乳がんは内分泌学的にどのように治療するのですか?

  よく患者さんが術後の病理報告書を持ってやってきて.ERやPRとは何か.乳がんとどう関係するのか.と質問されます。 実は.これが通常.乳がんのホルモン受容体検査や内分泌療法と呼ばれるものなのです。  乳癌の内分泌療法は.1896年にBeatsonによって初めて報告された。
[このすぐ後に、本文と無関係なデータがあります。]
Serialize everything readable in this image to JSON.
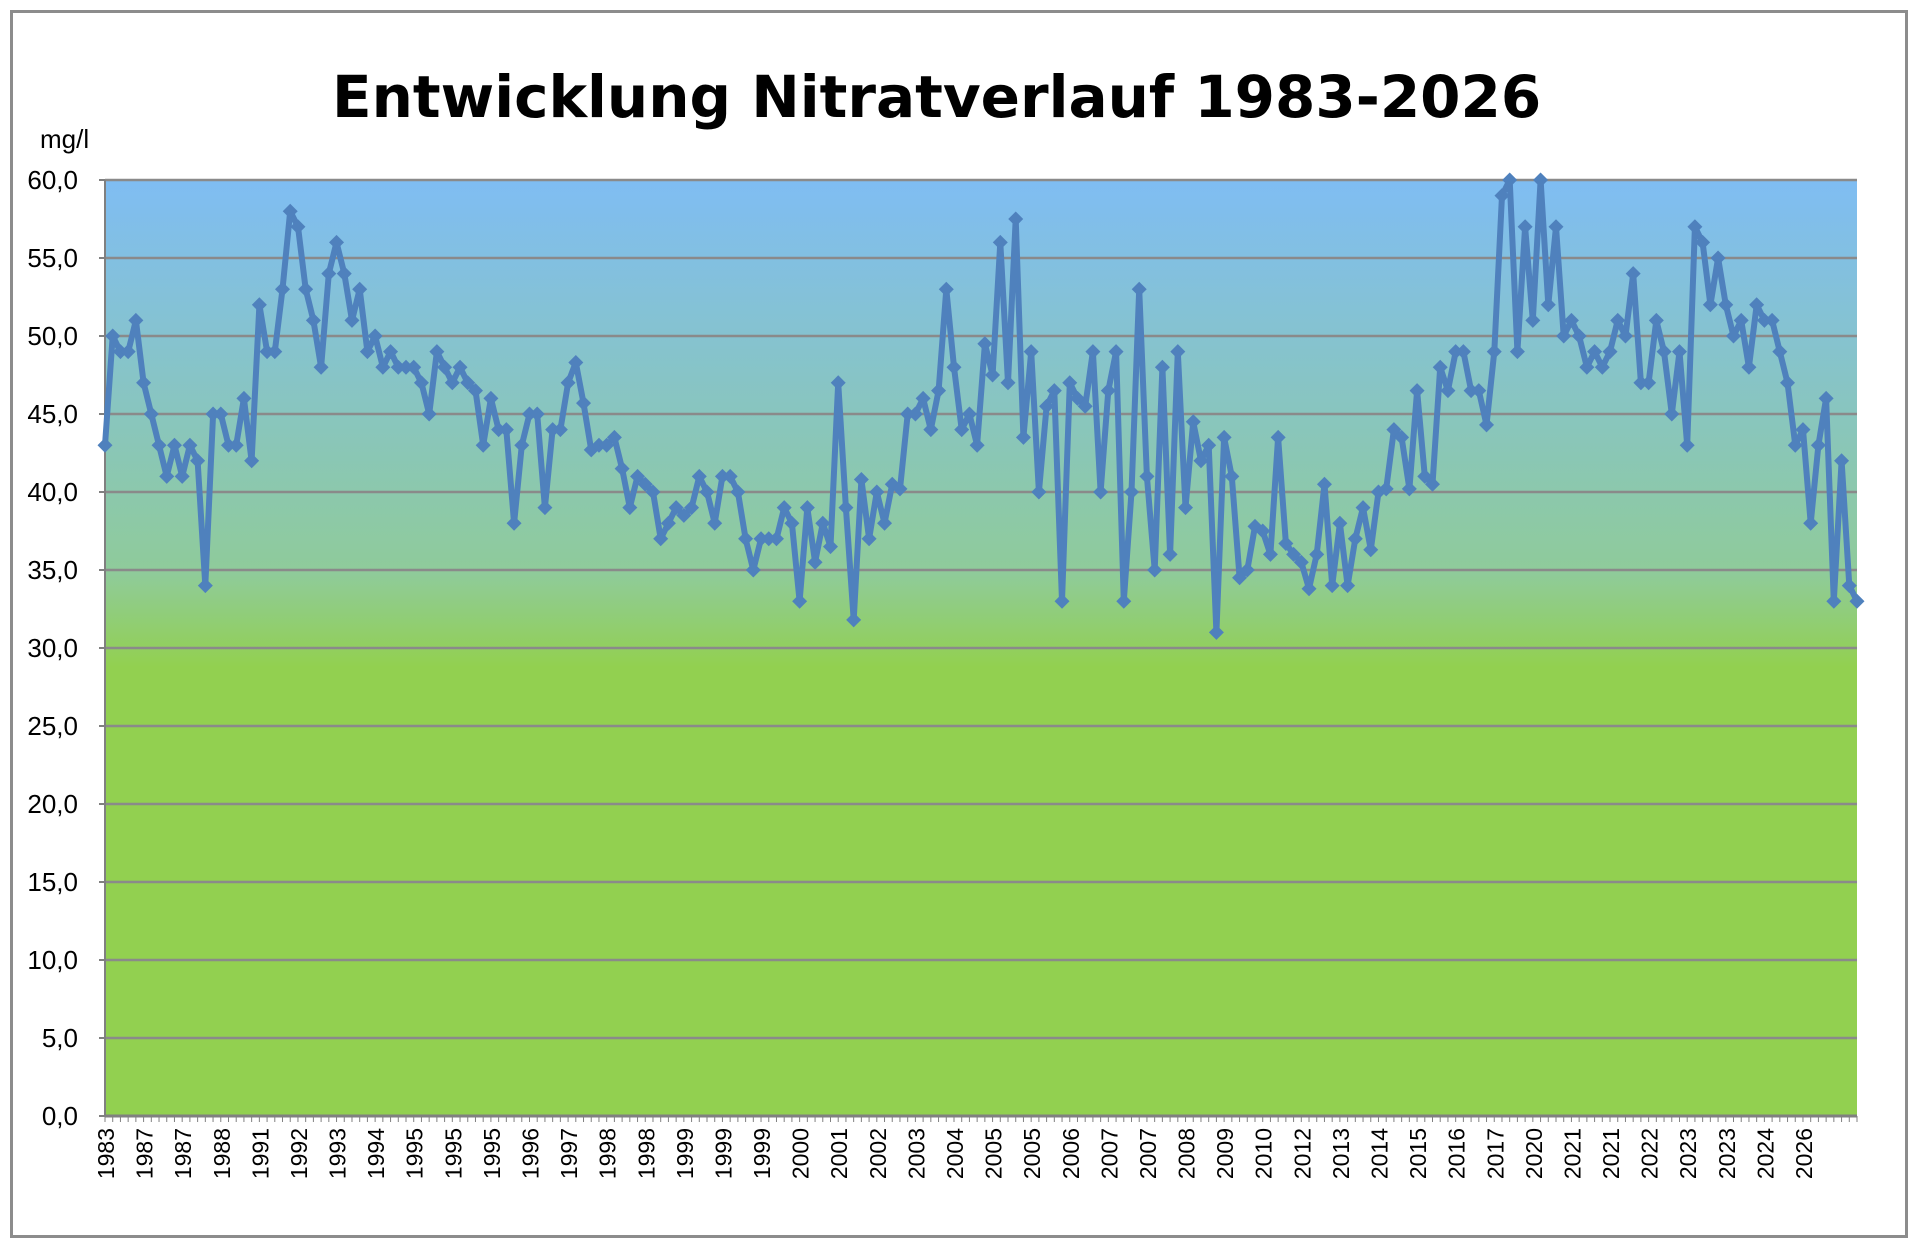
{
  "chart_data": {
    "type": "line",
    "title": "Entwicklung Nitratverlauf 1983-2026",
    "unit_label": "mg/l",
    "xlabel": "",
    "ylabel": "",
    "ylim": [
      0,
      60
    ],
    "y_ticks": [
      "0,0",
      "5,0",
      "10,0",
      "15,0",
      "20,0",
      "25,0",
      "30,0",
      "35,0",
      "40,0",
      "45,0",
      "50,0",
      "55,0",
      "60,0"
    ],
    "grid": true,
    "legend": "none",
    "x_tick_labels": [
      "1983",
      "1987",
      "1987",
      "1988",
      "1991",
      "1992",
      "1993",
      "1994",
      "1995",
      "1995",
      "1995",
      "1996",
      "1997",
      "1998",
      "1998",
      "1999",
      "1999",
      "1999",
      "2000",
      "2001",
      "2002",
      "2003",
      "2004",
      "2005",
      "2005",
      "2006",
      "2007",
      "2007",
      "2008",
      "2009",
      "2010",
      "2012",
      "2013",
      "2014",
      "2015",
      "2016",
      "2017",
      "2020",
      "2021",
      "2021",
      "2022",
      "2023",
      "2023",
      "2024",
      "2026"
    ],
    "series": [
      {
        "name": "",
        "color": "#4f81bd",
        "values": [
          43.0,
          50.0,
          49.0,
          49.0,
          51.0,
          47.0,
          45.0,
          43.0,
          41.0,
          43.0,
          41.0,
          43.0,
          42.0,
          34.0,
          45.0,
          45.0,
          43.0,
          43.0,
          46.0,
          42.0,
          52.0,
          49.0,
          49.0,
          53.0,
          58.0,
          57.0,
          53.0,
          51.0,
          48.0,
          54.0,
          56.0,
          54.0,
          51.0,
          53.0,
          49.0,
          50.0,
          48.0,
          49.0,
          48.0,
          48.0,
          48.0,
          47.0,
          45.0,
          49.0,
          48.0,
          47.0,
          48.0,
          47.0,
          46.5,
          43.0,
          46.0,
          44.0,
          44.0,
          38.0,
          43.0,
          45.0,
          45.0,
          39.0,
          44.0,
          44.0,
          47.0,
          48.3,
          45.7,
          42.7,
          43.0,
          43.0,
          43.5,
          41.5,
          39.0,
          41.0,
          40.5,
          40.0,
          37.0,
          38.0,
          39.0,
          38.5,
          39.0,
          41.0,
          40.0,
          38.0,
          41.0,
          41.0,
          40.0,
          37.0,
          35.0,
          37.0,
          37.0,
          37.0,
          39.0,
          38.0,
          33.0,
          39.0,
          35.5,
          38.0,
          36.5,
          47.0,
          39.0,
          31.8,
          40.8,
          37.0,
          40.0,
          38.0,
          40.5,
          40.2,
          45.0,
          45.0,
          46.0,
          44.0,
          46.5,
          53.0,
          48.0,
          44.0,
          45.0,
          43.0,
          49.5,
          47.5,
          56.0,
          47.0,
          57.5,
          43.5,
          49.0,
          40.0,
          45.5,
          46.5,
          33.0,
          47.0,
          46.0,
          45.5,
          49.0,
          40.0,
          46.5,
          49.0,
          33.0,
          40.0,
          53.0,
          41.0,
          35.0,
          48.0,
          36.0,
          49.0,
          39.0,
          44.5,
          42.0,
          43.0,
          31.0,
          43.5,
          41.0,
          34.5,
          35.0,
          37.8,
          37.5,
          36.0,
          43.5,
          36.7,
          36.0,
          35.5,
          33.8,
          36.0,
          40.5,
          34.0,
          38.0,
          34.0,
          37.0,
          39.0,
          36.3,
          40.0,
          40.2,
          44.0,
          43.5,
          40.2,
          46.5,
          41.0,
          40.5,
          48.0,
          46.5,
          49.0,
          49.0,
          46.5,
          46.5,
          44.3,
          49.0,
          59.0,
          60.0,
          49.0,
          57.0,
          51.0,
          60.0,
          52.0,
          57.0,
          50.0,
          51.0,
          50.0,
          48.0,
          49.0,
          48.0,
          49.0,
          51.0,
          50.0,
          54.0,
          47.0,
          47.0,
          51.0,
          49.0,
          45.0,
          49.0,
          43.0,
          57.0,
          56.0,
          52.0,
          55.0,
          52.0,
          50.0,
          51.0,
          48.0,
          52.0,
          51.0,
          51.0,
          49.0,
          47.0,
          43.0,
          44.0,
          38.0,
          43.0,
          46.0,
          33.0,
          42.0,
          34.0,
          33.0
        ]
      }
    ]
  }
}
閉経前の進行乳癌2例に両側卵管切除術を施し.腫瘍の進行を抑制して寛解に導いた。 それ以来.乳がんの内分泌療法の模索が続けられています。  エストロゲンとプロゲステロンは.乳房上皮細胞上のエストロゲン受容体(ER)とプロゲステロン受容体(PR)に結合して活性化し.正常な乳房上皮細胞を増殖させ.静止細胞よりも発がん物質に対して感受性が高いことが研究で明らかになっており.腫瘍の促進因子であることが示唆されています。 乳がんの50%以上はホルモン依存性腫瘍であり.これが乳がんに対する内分泌療法のメカニズムとなっています。  内分泌療法の利点は.1)化学療法に比べて正常細胞への影響が少なく.副作用が圧倒的に少ない.症例をきちんと選べば化学療法に劣らない.2)効果が出るまで2~8週間かかるが.一度効果が出ると長期間維持できる.3)治療費が安く.毒性の副作用が強くなく少ないので美白治療や制吐剤の必要がない.などが挙げられます。 そのため.乳がん手術後の再発・転移を予防する補助療法としても.再発・転移後の救済治療としても.非常に重要な位置を占めています。  乳がんの手術後の補助内分泌療法は.再発・転移や死亡のリスクを低減します。 エストロゲンまたはプロゲステロン受容体陽性の患者さんは.年齢.月経の状態.腫瘍の大きさ.リンパ節転移の有無にかかわらず.補助内分泌療法を受ける必要があります。 現在.一般的に使用されているのは.閉経前後の乳がん全期に適応のあるタモキシフェン(トリアムシノロン)と.主に閉経後の乳がんに使用され.閉経後ではトリアムシノロンより効果が高いアロマターゼ阻害剤(レトロゾール.アラトリプタン.エキセメスタン)である。 現在推奨されている最適な投与期間は連続5年間ですが.トリアムシノロンアセトニド投与中に医師から閉経と判断された患者さんについては.アロマターゼ阻害剤に変更することが可能です。 リスクの高い閉経前の女性には.外科的または薬理学的な卵巣デバルキング(ゴセレリン.リュープロライド)も選択肢になりえます。  進行性乳がんに対する内分泌療法は.主に症状の緩和と生存期間の延長を目的として.転移巣の再発状況に応じて.単独または化学療法と並行して実施されることがあります。 内分泌療法は.二重受容体陽性の乳がん患者さんでは60~70%の効果がありますが.受容体陰性患者さんでは10%以下の効果にとどまっています。 この場合も.月経の状態に応じて適切な薬剤を選択する必要があり.使用できる薬剤は上記の他に黄体ホルモン剤もあります。 内分泌系薬剤の間には交差耐性がほとんどなく.1つの薬剤が失敗しても別の薬剤を試すことができる。  乳がん治療における内分泌療法の役割は.乳がん患者さんの腫瘍との闘いにおける強力な武器として普遍的に認識され.研究によって十分に証明されています。内分泌療法に関する研究は国際的にまだ多く行われており.その結果は患者さんの治療をさらに導き.より個別的な治療のための強い証拠となることでしょう。